THE split was almost the first item on the agenda at last Friday's Labour Party General Election convention meeting in Portlaoise.
By Conor Ganly
This was swiftly followed by a dramatic walkout of angry councillors and rank and file members from across Laois and Offaly.
Those who left the behind-closed-doors convention were angered by what they claimed was a "charade" and the "imposition" of journalist and author John Whelan as the sole party candidate by HQ.
But despite the walkout of up to 30 members, (up to 50 attended), Labour ratified Mr Whelan at the Portlaoise Heritage Hotel.
While Mr Whelan and senior Labour officials insisted the party had done things by the book, those who walked out insisted that the selection process broke many party rules. They claimed that four other candidates were not allowed to challenge.
They also insisted that they were not going to let the matter rest and have organised a meeting this week.

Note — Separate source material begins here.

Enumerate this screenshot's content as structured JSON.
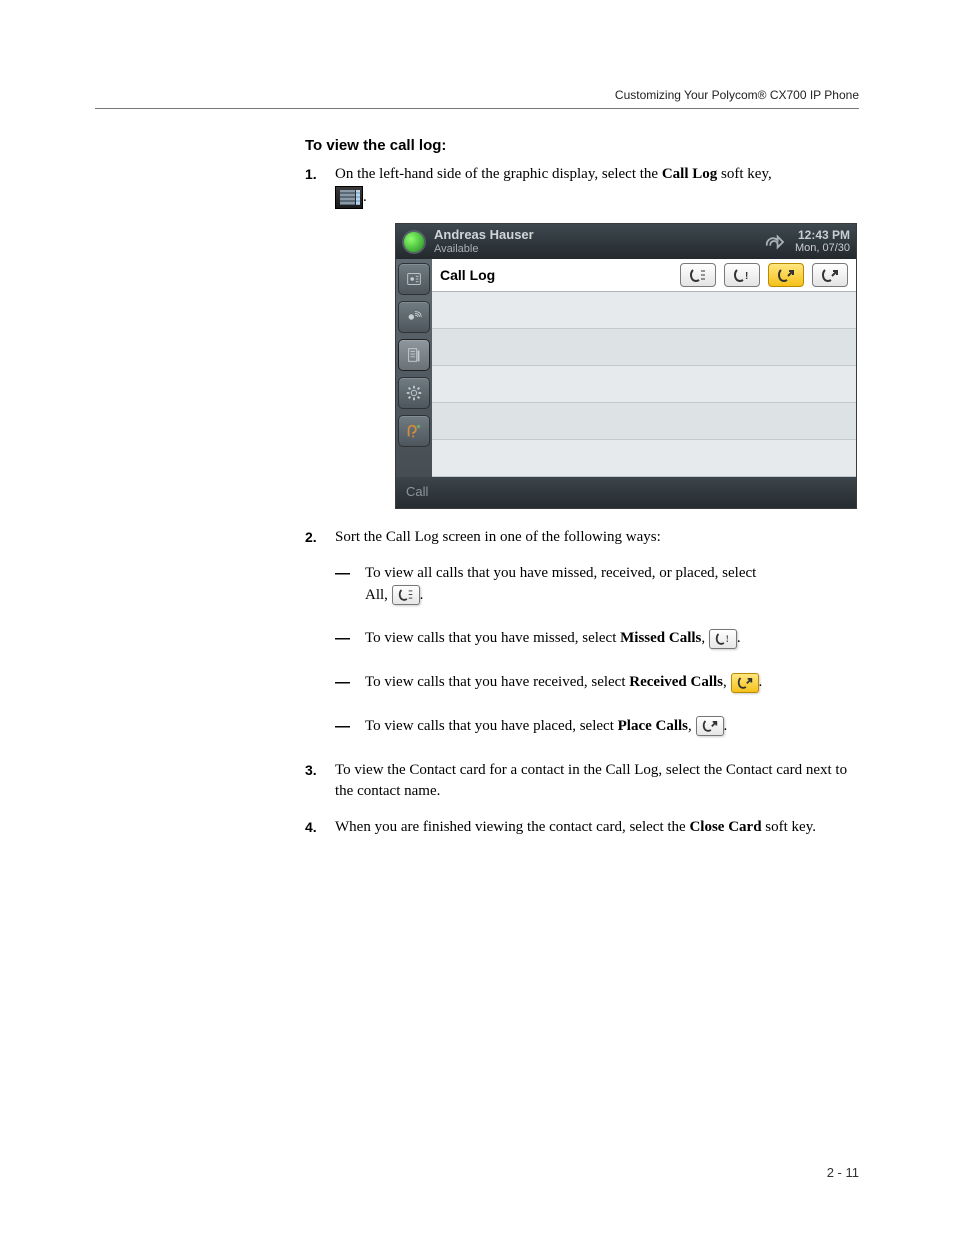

Laois-Offaly Labour Chairman, James Corcoran, dismissed the process as "undemocratic" because the majority of members were not allowed to vote on a motion that would allow other nominees.
"After a heated debate we decided to leave the meeting. We regarded the whole thing as a charade. The candidate was imposed," he said.
The nominations of Cllr Sean O'Brien, Cllr Pat Bowe, Jim O'Brien and Liam Dumpleton were ruled out of order. Mr O'Brien said party HQ's decision would not be accepted.
"It's complete as far as party headquarters is concerned but not as far as we are concerned," said the former General Election candidate.
Cllr Sean O'Brien from Tullamore said the "heart and soul" of the local party had been "locked out".
"The members were treated in an absolutely shameful manner in both Laois and Offaly. We were led up the garden path," he said.
Some of those who walked out insisted that they would not back Mr Whelan. One outspoken member challenged the candidate on his past endorsement of Fianna Fil.
Both Mr Whelan and the party's regional organiser were adamant that rules were followed.
Mr Whelan accepted that "some" members were unhappy with the process but most of the dissent was led by "a small group of people who were entitled to see themselves as candidates".
However, Mr Whelan said he had received many "unsolicited offers of support" from other Labour members and non-party people.
"I don't know of any party in Laois Offaly that has a fully united front going into the election," he said.
The candidate said that the party's HQ had ruled out running candidates in both parts of the constituency.
As to whether he was concerned over a split, Brian McDowell, Director of Organisation of Dublin and Ireland East said nobody wanted to see "disunity" but the chosen candidate would begin canvassing immediately.
He said the selection process had been passed by 90 per cent of delegates at a Labour Party Conference. He insisted that the rules were followed "to the letter of the law".
As to the choice, he said Mr Whelan was "well known" and there was "considerable support" for him. However, he confirmed there had been no opinion poll. He said his popularity would be measured "when the votes are counted".
Apart from Labour support, Mr McDowell said Mr Whelan would be looking for "disenchanted" FG and FF votes.